The collection method and extraction method of the present embodiment (hereinafter, these may be collectively referred to as “method of the present embodiment”) are capable of collecting and extracting microorganisms and the like with a particularly small amount of liquid medium. Therefore, it is preferably used as a method for collecting and extracting pathogenic viruses and pathogenic bacteria (for example, norovirus, enterohemorrhagic Escherichia coli, Campylobacter, etc.) that can be infected with a small number of bacteria, microorganisms, or genes, or the number of viruses. be able to. For example, norovirus may be infected even in an abundance such as 10-100. For this reason, if the collected liquid is used for inspection without being concentrated, it may be difficult to say that it is completely infectious even if the test result is “negative”. On the other hand, when an undiluted collection liquid is used, if the test result is “negative”, there is a high possibility that there is no infection and the reliability of the test result is high.

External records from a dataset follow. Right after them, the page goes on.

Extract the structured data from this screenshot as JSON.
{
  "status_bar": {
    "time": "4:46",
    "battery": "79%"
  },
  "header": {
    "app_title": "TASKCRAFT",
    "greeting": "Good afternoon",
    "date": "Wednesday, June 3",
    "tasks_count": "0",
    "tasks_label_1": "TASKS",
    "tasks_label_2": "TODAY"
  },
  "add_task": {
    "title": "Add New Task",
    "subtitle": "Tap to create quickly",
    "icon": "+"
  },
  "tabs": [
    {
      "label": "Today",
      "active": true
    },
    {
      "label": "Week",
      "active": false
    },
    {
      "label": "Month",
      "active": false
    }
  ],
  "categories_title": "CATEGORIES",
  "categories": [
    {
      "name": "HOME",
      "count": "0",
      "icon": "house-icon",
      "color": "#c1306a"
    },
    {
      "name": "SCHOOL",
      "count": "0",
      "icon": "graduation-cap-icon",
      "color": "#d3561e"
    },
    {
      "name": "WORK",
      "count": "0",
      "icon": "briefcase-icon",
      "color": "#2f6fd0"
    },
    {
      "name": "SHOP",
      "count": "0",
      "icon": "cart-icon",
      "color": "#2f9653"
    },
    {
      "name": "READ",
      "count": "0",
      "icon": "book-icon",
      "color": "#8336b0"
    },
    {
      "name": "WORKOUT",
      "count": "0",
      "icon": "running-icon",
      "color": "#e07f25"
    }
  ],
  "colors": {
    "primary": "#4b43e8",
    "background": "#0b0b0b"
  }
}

[The collection method of this embodiment]
As described above, the collection method of the present embodiment is a method including first to fourth steps. Hereinafter, the first to fourth steps will be described.

(First step)
In the method according to the present embodiment, the first step uses a collecting device including an absorber, and a rod-shaped member that can separate the tip and the support provided with the absorber at one end. In this step, the liquid medium is absorbed by the absorber of the collector. By absorbing the liquid medium in the absorber in the step, microorganisms and the like existing on the surface to be inspected can be collected in the absorber when the surface to be inspected is wiped by the absorber.

-Collector equipment-
In this embodiment, the collector device includes an absorber and a rod-like member, and the absorber is provided at one end of the rod-like member. The collector material in the present embodiment can be separated into the tip portion and the support portion provided with the absorber by separating the rod-like member into two. Moreover, since the collector material in this embodiment uses the rod-shaped member, it is excellent in the operativity in the case of wiping off.

  The absorber is a member that can collect and maintain microorganisms and the like wiped off by absorbing the liquid medium. Moreover, the microorganisms etc. which were maintained in the absorber can be extracted with a liquid medium by performing centrifugation etc. to an absorber. The material constituting the absorber is not particularly limited as long as it can absorb a liquid medium described later and collect microorganisms and the like on the surface to be inspected. Examples of materials that can be used for the absorber include cotton balls, sponges, and gauze. Further, the size and shape of the absorber are not particularly limited, and are appropriately selected according to the size of first and second containers (for example, a microtube for a centrifuge used for microbiological examination) described later. can do. However, according to the method of the present embodiment, from the viewpoint of collecting microorganisms and the like with a small amount of liquid medium, for example, the size of the absorber is determined so that the amount of liquid absorbed is 20 to 100 μL. can do.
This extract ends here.